NOTE: PLEASE MEASURE, MEASURE, MEASURE! These instructions are what worked for me (twice), but I can also “adjust on the fly”. Please read through thoroughly before you start. It’s worth it!
TOOLS: Sewing machine, Scissors, Staple gun (1/4″ staples), hammer (to finish staples), saw to cut feet off ottoman.
MATERIALS: You will need about 94″ of Velcro (fuzzy side only, no hook side) and 2′ of both hook and loop Velcro, 3/4″ wide is fine. Also, 3 yards of 55″ wide upholstery fabric, thread to match. 2 Packages of Ikea large wheels. Wide tape to temporarily hold fabric in place (optional).
1) Cut off existing wood legs, flush with the base.
2) Cut square pieces of 3/4″ to 1″ wood and screw to base in each of 4 corners, screw Ikea wheels to those corner pieces (predrill all holes).
3) Place your Poang footstool pad (or other) on top of the ottoman, matching front edges, centering side to side (of course you can customize this). Trace around the outline of the pad with permanent marker.

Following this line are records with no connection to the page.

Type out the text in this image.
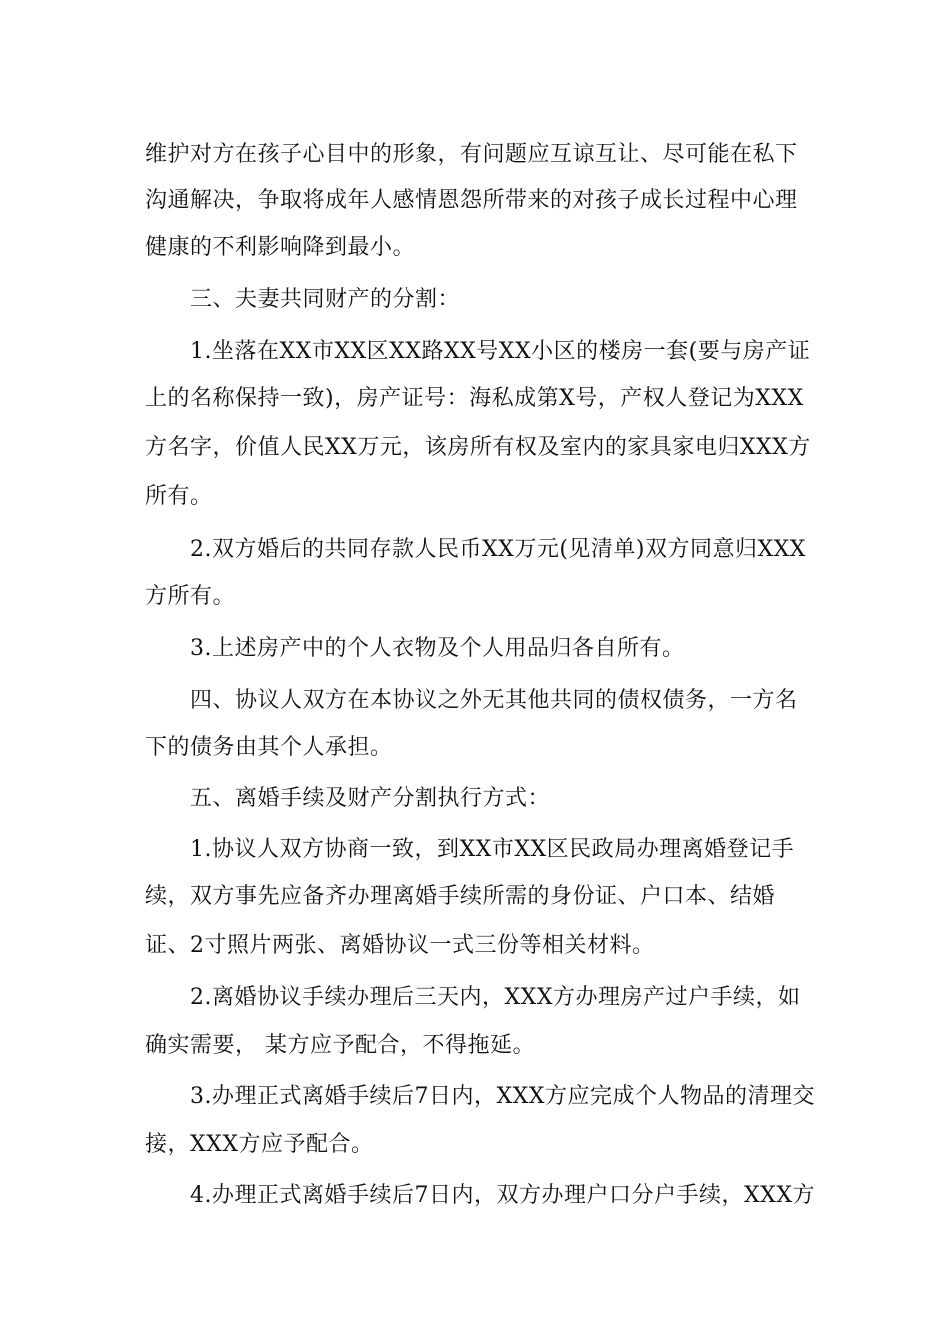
维护对方在孩子心目中的形象，有问题应互谅互让、尽可能在私下
沟通解决，争取将成年人感情恩怨所带来的对孩子成长过程中心理
健康的不利影响降到最小。
三、夫妻共同财产的分割：
1.坐落在XX市XX区XX路XX号XX小区的楼房一套(要与房产证
上的名称保持一致)，房产证号：海私成第X号，产权人登记为XXX
方名字，价值人民XX万元，该房所有权及室内的家具家电归XXX方
所有。
2.双方婚后的共同存款人民币XX万元(见清单)双方同意归XXX
方所有。
3.上述房产中的个人衣物及个人用品归各自所有。
四、协议人双方在本协议之外无其他共同的债权债务，一方名
下的债务由其个人承担。
五、离婚手续及财产分割执行方式：
1.协议人双方协商一致，到XX市XX区民政局办理离婚登记手
续，双方事先应备齐办理离婚手续所需的身份证、户口本、结婚
证、2寸照片两张、离婚协议一式三份等相关材料。
2.离婚协议手续办理后三天内，XXX方办理房产过户手续，如
确实需要， 某方应予配合，不得拖延。
3.办理正式离婚手续后7日内，XXX方应完成个人物品的清理交
接，XXX方应予配合。
4.办理正式离婚手续后7日内，双方办理户口分户手续，XXX方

4) With a sharp long knife (I used a relegated-to-toolbox breadknife) cut out the shape all the way down to the base. I then grabbed the ottoman cushion firmly and cut between the wood base and the foam to finally release this marked piece of thick foam. This is work!
5) Unscrew the black plastic feet that are located in the corners, underneath the ottoman top. Note: I did not replace them, as I did not want to take the time and effort to make holes in the new upholstery top…gravity and the weight of the dogs are working just fine.
6) Make sure one cut edge of your upholstery fabric is straight across, not slanted. Recut if necessary.
7) Place the upholstery fabric on top of the newly carved out ottoman top, aligning the straight cut edge with the front, and then adjust so this front edge wraps around to the underside and connects with the existing Velcro (it will probably stick a bit, which really helps a lot) or you can tape it in place temporarily.
This whole time, the right and left sides of the fabric are wrapping around the ottoman top and the selvedge edges align with the Velcro underneath (or tape it in place). The rear of the ottoman top will have a lot of extra fabric (to use on the bottom). CAREFULLY adjust all the fabric so that the 3 edges are taped in place and you are creating a “well” the shape and size of the cushion to be placed in this “well”. Once it is all in place, you can determine how much to cut off the back, leaving enough to wrap around underneath to connect to the Velcro along the back edge. Cut the excess to be used for the bottom of the ottoman.
8) Since I didn’t want to take the time and effort to piece together a perfectly fitted top with piping, etc. (capable, not motivated), I simply gathered the extra fabric that was in the corners, pinned them together about 4-5″ wide, took the whole fabric off the ottoman and to the sewing machine, and sewed them straight across at a location that the stitching wouldn’t be seen.
9) Sew on a 4″ strip of LOOP side Velcro about 2 ” away from the first stitching. I did this on all 4 corners, fitted it back on the ottoman top (took a bit of adjusting to get it “right” again) and took the HOOK side of Velcro and stapled that in place after adjustments and figuring out where to place it.
10) Measure around the base and it’s length to determine amount of fabric (I bought 3 yards of 55″ upholstery fabric to cover both top and bottom).
11) Cut fabric to your desired length (I used the selvedge edge – factory edge as the bottom so I didn’t need to create a hem), making sure to include as part of the length the amount needed to wrap over the top edge of the ottoman bottom to hook onto the existing Velcro.
12) Sew the pieces together to create about 111″ total around the entire base (you will need to cut 2 pieces and sew them together).
13) Sew the fuzzy Velcro onto the top cut edge of the fabric (I left about 2″ without Velcro at each corner to relieve bulk).
14) There is about an extra 5″ of fabric overlap as you wrap it around the base, I sewed the raw edge 1/4 under to create a finished edge and, on the inside of the ottoman, about where it would be Velcroed in, I simply put a safety pin there to hold it. I want it to be washable, so no permanent attachments.
15) Celebrate. You are done. Simply place the top on the bottom and let gravity do the rest. The dogs LOVE them! I even made “handles” (one ottoman already had them attached to the top of the ottoman) and attached them to the bottom inside of the ottoman so the dogs can pull them around. Well, that’s the theory anyway, just need to teach them that new skill…Enjoy!